PROF.DR. ALİ CUMA (MISIR ESKİ MÜFTÜSÜ) GÜLEN’İN DÜŞÜNCE VE AKSİYONU ÜZERİNE PEK ÇOK AKADEMİK ÇALIŞMA YAPILDI
Prof. Dr. Ahmet Ali Rebi’ (Ezher Üniversitesi, Mısır) Gülen’in fikirleri ilk günden itibaren Kitap ve Sünnet üzerine bina edilmiştir. Gülen, Kitap ve Sünnet’i kendisine rehber edinmiş ve hiç bir hal ve durumda da bu çizgi dışına çıkmamış, i’tidalini korumuş ve herhangi bir marjinalliğe kaymamıştır. Biz Hizmet Hareketi’nin “Sapık Fırka” olarak nitelendirilmesini duyunca dedik ki bu söz yalandır. “Ağızlarından çıkan o söz ne dehşetli bir söz! Onların iddia ettikleri, sırf yalandan ibaret!”
Prof.Dr. Abdülmecîd BûŞepke (Şuayb ed-Dükâlî Üniversitesi, Fas) ise “Hizmeti tenkit edenler, kesinlikle üstad Fethullah’ın kitaplarını okumayanlar, onu tanımayanlardır.” diyerek raporu hazırlayanların Gülen’in eserlerini gerçekten okumadıklarını veya okusalar bile hakikatleri görmezlikten geldiklerine işaret etmektedir.
En geniş değerlendirmeyi ise Prof. Dr. Ali Cuma (Mısır Eski Müftüsü) yaparak; Görmez’in rapor ile ilgili: “Diyanet İşleri Başkanı, insanları kandırıp toplamış ve insanlar da kanmışlar sözüne. Onlara diyorum ki: Fethullah Gülen Hocaefendi’nin kitaplarını tekrar okuyun. Nerede sizin o bahsettiğiniz kuru ithamlarınız. Hepsi evhamdan ibaret.”

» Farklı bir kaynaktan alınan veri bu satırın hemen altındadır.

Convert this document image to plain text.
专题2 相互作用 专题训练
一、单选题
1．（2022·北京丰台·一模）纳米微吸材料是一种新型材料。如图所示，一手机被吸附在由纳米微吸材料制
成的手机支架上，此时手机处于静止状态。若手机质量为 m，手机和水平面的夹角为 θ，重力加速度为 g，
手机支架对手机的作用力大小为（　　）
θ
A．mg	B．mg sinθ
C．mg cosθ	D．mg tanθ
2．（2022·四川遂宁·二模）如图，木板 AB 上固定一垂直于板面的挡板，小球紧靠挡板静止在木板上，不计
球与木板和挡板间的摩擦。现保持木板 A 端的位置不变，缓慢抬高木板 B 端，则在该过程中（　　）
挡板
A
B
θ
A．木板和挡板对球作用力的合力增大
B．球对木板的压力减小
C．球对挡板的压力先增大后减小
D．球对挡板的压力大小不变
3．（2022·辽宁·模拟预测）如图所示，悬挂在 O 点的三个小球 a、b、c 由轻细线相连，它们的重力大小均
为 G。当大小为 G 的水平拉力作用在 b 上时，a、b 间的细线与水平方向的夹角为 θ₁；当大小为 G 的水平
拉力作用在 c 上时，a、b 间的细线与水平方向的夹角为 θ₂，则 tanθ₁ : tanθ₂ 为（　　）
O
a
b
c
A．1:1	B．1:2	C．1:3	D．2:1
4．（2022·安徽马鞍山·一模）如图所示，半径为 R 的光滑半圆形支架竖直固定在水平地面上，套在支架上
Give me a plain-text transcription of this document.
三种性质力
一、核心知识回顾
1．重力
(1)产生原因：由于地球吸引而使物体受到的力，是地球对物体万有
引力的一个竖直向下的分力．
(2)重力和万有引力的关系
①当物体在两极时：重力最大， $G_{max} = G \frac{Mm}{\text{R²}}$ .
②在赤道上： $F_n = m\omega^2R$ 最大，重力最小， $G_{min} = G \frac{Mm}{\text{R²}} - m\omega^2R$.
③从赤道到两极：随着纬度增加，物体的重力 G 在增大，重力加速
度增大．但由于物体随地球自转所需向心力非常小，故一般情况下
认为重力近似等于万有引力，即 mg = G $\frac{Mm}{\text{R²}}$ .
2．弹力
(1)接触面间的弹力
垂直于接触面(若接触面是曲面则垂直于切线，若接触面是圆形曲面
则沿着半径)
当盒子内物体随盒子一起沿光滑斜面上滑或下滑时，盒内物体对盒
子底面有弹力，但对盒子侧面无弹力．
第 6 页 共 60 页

“Bunların yaptıkları, insanların kafasını karıştırma, aldatma, yalan.”
Ayrıca Gülen’in, düşünce ve aksiyonu üzerine pek çok akademik çalışmanın yapıldığını ve yapılmakta olduğunu da hatırlatmakta fayda vardır.”dedi.
Sonuç olarak; Prof.dr. Rebi’nin Gülen adına tespiti hakkın ortaya konulması adına oldukça önemlidir. Diğer taraftan Diyanet’i temsil edenlerin milletimZize ciddi hizmetler etmiş bir kurumu böyle bir seviyesizliğe düşürmesi de tarihi bir talihsizliktir.Bu çerçevede hem rasyonel hem de vicdanî açıdan Görmez ve temsil ettiği Diyanet câmiasının, tanıyıp bildikleri, inanç, görüş ve hizmetini takdir ettikleri ve İslam Dini’nin ruhuna uygun olmayan hiç bir yaklaşımını bulamadıkları Fethullah Gülen Hocaefendi’yi, cımbızlama mühendisliği ile din dışı bir anlayışla itham etmeye kalkışmalarını hakperestlik ve insaf ile bağdaştırmak mümkün müdür!?